Broader investor sentiment was low as U.S. threats of tariffs on an additional $200 billion worth of Chinese goods pushed the world's two biggest economies ever closer to a full-scale trade war.
Singapore's FTSE Straits Times Index closed 0.8 percent lower, with Oversea-Chinese Banking Corp and DBS Group Holdings shedding 2 percent and 1.1 percent, respectively.
"If overall regional and China-centric trade flows decline, the Singapore economy will likely take a hit due to its dependence on trade and manufacturing activities," OCBC Bank said in a note.
Vietnam shares extended losses into a third session with financial services provider Vietcombank closing 3.6 percent lower.

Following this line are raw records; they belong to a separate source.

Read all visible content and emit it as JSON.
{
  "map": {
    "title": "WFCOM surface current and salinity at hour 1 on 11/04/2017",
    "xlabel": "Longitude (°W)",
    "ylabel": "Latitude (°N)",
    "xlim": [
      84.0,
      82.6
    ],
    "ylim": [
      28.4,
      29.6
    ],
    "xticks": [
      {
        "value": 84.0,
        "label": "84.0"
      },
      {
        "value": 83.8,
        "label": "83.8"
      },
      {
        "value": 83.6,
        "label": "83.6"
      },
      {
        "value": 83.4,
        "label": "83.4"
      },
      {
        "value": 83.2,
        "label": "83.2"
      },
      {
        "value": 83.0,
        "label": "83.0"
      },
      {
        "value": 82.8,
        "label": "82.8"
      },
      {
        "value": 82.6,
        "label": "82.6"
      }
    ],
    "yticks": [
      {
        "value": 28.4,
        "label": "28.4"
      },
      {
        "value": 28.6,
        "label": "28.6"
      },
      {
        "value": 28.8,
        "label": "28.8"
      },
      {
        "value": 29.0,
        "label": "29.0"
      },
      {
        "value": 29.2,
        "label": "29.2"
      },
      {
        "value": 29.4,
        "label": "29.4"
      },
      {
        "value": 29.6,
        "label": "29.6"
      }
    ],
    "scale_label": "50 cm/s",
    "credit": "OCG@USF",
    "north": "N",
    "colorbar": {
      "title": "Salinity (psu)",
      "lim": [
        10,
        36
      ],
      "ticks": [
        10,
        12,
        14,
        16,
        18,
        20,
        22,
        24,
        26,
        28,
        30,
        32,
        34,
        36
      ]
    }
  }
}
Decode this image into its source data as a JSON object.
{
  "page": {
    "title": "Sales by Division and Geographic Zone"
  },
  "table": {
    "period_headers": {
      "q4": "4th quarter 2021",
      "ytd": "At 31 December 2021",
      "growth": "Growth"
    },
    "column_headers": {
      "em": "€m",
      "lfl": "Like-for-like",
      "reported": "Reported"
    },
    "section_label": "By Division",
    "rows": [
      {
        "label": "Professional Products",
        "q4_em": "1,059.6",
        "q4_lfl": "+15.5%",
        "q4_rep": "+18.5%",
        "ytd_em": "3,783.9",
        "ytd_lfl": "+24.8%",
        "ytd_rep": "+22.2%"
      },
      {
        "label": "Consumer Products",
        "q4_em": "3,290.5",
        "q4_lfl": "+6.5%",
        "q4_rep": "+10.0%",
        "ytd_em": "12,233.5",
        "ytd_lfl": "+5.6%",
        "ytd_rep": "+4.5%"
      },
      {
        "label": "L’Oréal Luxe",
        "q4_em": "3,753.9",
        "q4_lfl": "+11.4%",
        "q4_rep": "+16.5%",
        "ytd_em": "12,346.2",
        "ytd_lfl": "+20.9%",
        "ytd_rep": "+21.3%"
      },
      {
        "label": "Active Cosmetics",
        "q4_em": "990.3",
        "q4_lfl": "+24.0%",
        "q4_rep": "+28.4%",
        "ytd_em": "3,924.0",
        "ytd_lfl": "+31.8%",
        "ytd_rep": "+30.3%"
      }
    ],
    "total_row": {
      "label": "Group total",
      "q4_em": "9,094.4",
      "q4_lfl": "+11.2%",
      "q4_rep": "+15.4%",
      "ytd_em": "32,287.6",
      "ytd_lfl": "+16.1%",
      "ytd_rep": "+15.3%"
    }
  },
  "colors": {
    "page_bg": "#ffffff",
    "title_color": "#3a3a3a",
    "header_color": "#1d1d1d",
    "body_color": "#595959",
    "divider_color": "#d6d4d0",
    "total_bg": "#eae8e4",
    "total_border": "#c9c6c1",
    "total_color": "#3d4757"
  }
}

Thai shares snapped three consecutive sessions of gains and closed 0.4 percent lower. PTT Public Co fell 0.5 percent and Airports of Thailand dropped 1.2 percent.
Philippine shares rose 1.4 percent to a one-week closing high with industrials at the helm.
"Despite Philippine's trade exposure to China and U.S. being relatively high, given that a majority of the country's growth is fuelled by domestic consumption, it is less susceptible to trade fluctuations as compared to other ASEAN countries," OCBC Bank added.
SM Investments climbed 4.2 percent, while Ayala Land gained 2.1 percent.
Malaysian shares erased early losses to close marginally higher.
Earlier in the day, the central bank kept its key interest rate at 3.25 percent at its first policy meeting under the newly appointed central bank governor.
Indonesian shares closed 0.2 percent higher with Astra International being the biggest boost.